Puisi ini terdiri atas tiga bagian, yaitu:
1. Asy-Syi'r
al-Wijdani, adalah puisi yang mengungkapkan perasaan penyair, seperti
gembira, suka cita, dan berita. Para penyair yang dipandang sebagai
tokoh dalam puisi jenis ini adalah Abu Firas al-Hamdani (932-968) dengan
kumpulan puisinya yang terkenal Diwan Abi Firas yang diterbitkan
pertama kali tahun 1873, dan al-Mutanabbi yang terkenal dengan kumpulan
puisinya Diwan al-Mutanabbi.
2. Asy-Syi'r
al-Ratsai, adalah puisi hiburan yang diungkapkan oleh penyair ketika
meratapi seseorang yang telah meninggal. Di antara sastrawan yang
dianggap tokoh dalam puisi jenis ini adalah al-Muahhil (w. 531) dengan
kumpulan puisinya yang terkenal Ratsa'uh li Akhihi Kulaib (Ratapannya
kepada Saudaranya Kulaib), dan Abu Jazrah Jarir bin Atiyah (653-7330
dengan kumpulan puisinya yang terkenal Diwan Jarir fi al-Madh wa
ar-Ratsa (Kumpulan Puisi Jarir tentang Sanjungan dan Ratapan).
3. Asy-Syi'r
al-Fakhr, adalah puisi yang menyanjung kebesaran dan keperkasaan
seseorang atau kelompok tertentu. Yang dianggap sebagai tokoh dalam
jenis puisi ini ialah Antarah bin Syaddad (w. 615) dengan kumpulan
puisinya yang terkenal Diwan 'Antarah fi al-Fakhr wa al-Hamasah wa
al-Gazal (Kumpulan Puisi Antara Tentang Kebanggaan, Semangat, dan
Sajungan).
Adapun
asy-Syi'r al-Hikami atau asy-Syi'r at-Ta'limi adalah puisi yang
berisikan pendidikan atau pengajaran. Yang dianggap tokoh dalam jenis
puisi ini ialah Zuhair bin Abi Sulma (530-627) dengan karyanya
al-Hauliyyat, Labib bin Rabi'ah (560-661) yang terkenal dengan karyanya
Hikmah ar-Ratsa (Mutiara-Mutiara Ratapan), Addi bin Zaid (w. 604) yang
terkenal dengan puisi Hikam (Kata-Kata Mutiara) dan Zuhdiyyat
(Kezuhudan), Abu al-'Ala al-Ma'arri (973-1058) yang terkenal dengan
karyanya al-Luzumiyyat (Kebutuhan) dan Risalah al-GufranLamiyah ibn
al-Wardi (Ratapan Ibnu al-Wardi), dan Nasif al-Yaziji (1800-1871) dengan
puisinya yang terkenal Diwan Syi'r Nasif. (Risalah Pengampunan), Ibnu
al-Wardi (1290-1349) dengan karyanya yang terkenal
Pada
masa modern, penyair yang terkenal dalam jenis puisi ini adalah Ahmad
Syauqi (1868-1932) dengan karyanya yang terkenal asy-Syauqiyyat
(Puisi-Puisi Syauqi), dan Muhammad Hafiz Ibrahim (1872-1932) dengan
kumpulan puisinya Diwan Hafiz Ibrahim (Kumpulan Puisi Hafiz Ibrahim).
BAB III
PENUTUP
Dari
pembahasan di atas kita telah mengetahui ta'rif, periodesasi, dan
pembagian satra Arab meskipun hanya sekilas. Namun kita dapat
menyimpulkan bahwa sastra yaitu setiap kegiatan yang bersifat kreatif, imajinatif dan mengandung pesan yang bersifat relatif.

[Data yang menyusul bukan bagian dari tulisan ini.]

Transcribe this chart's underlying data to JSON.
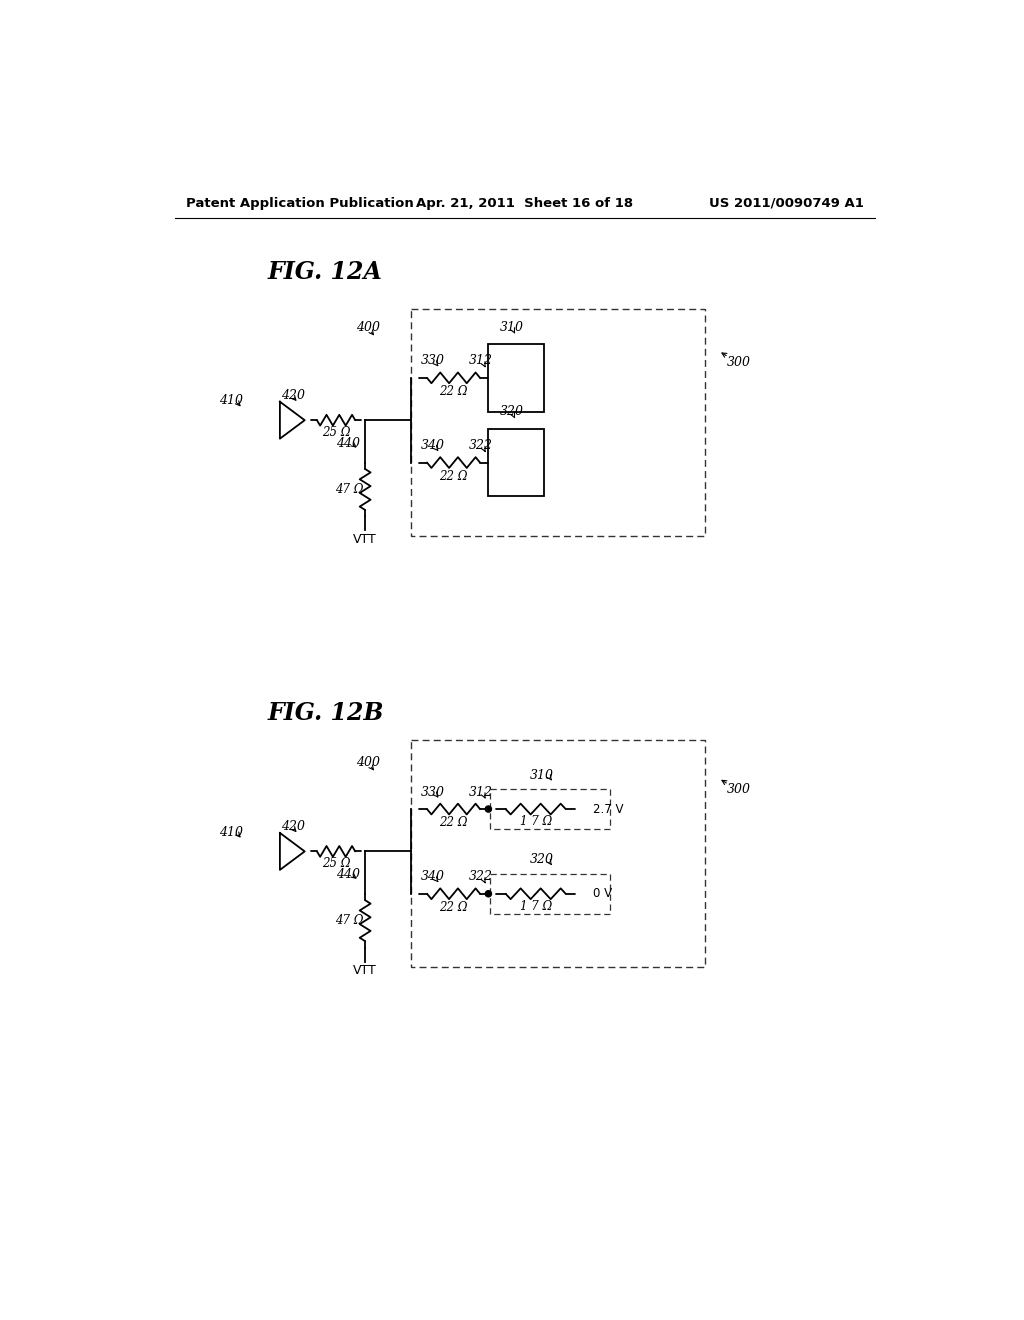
{
  "background_color": "#ffffff",
  "header_left": "Patent Application Publication",
  "header_center": "Apr. 21, 2011  Sheet 16 of 18",
  "header_right": "US 2011/0090749 A1",
  "fig12a_title": "FIG. 12A",
  "fig12b_title": "FIG. 12B",
  "line_color": "#000000",
  "text_color": "#000000"
}
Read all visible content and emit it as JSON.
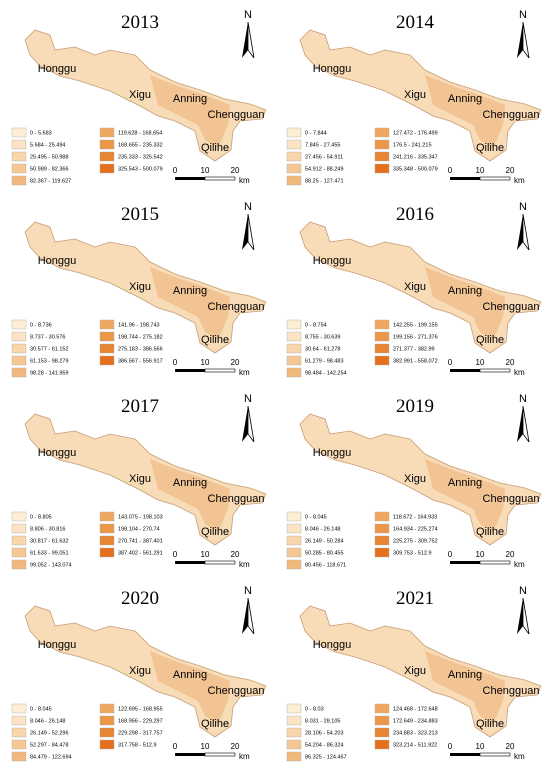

Adapun pembagian satra Arab secara umum terbagi menjadi dua bagian,
yaitu asy-Syi'r (puisi) dan an-Nastr (prosa) yang keduanya mempunyai
bagian lagi. Untuk menambah pembendaharaan pengetahuan, kita dapat
mencari dan membaca sumber-sumber lain yang berhubungan dengan sastra,
baik sastra secara umum maupun secara khusus.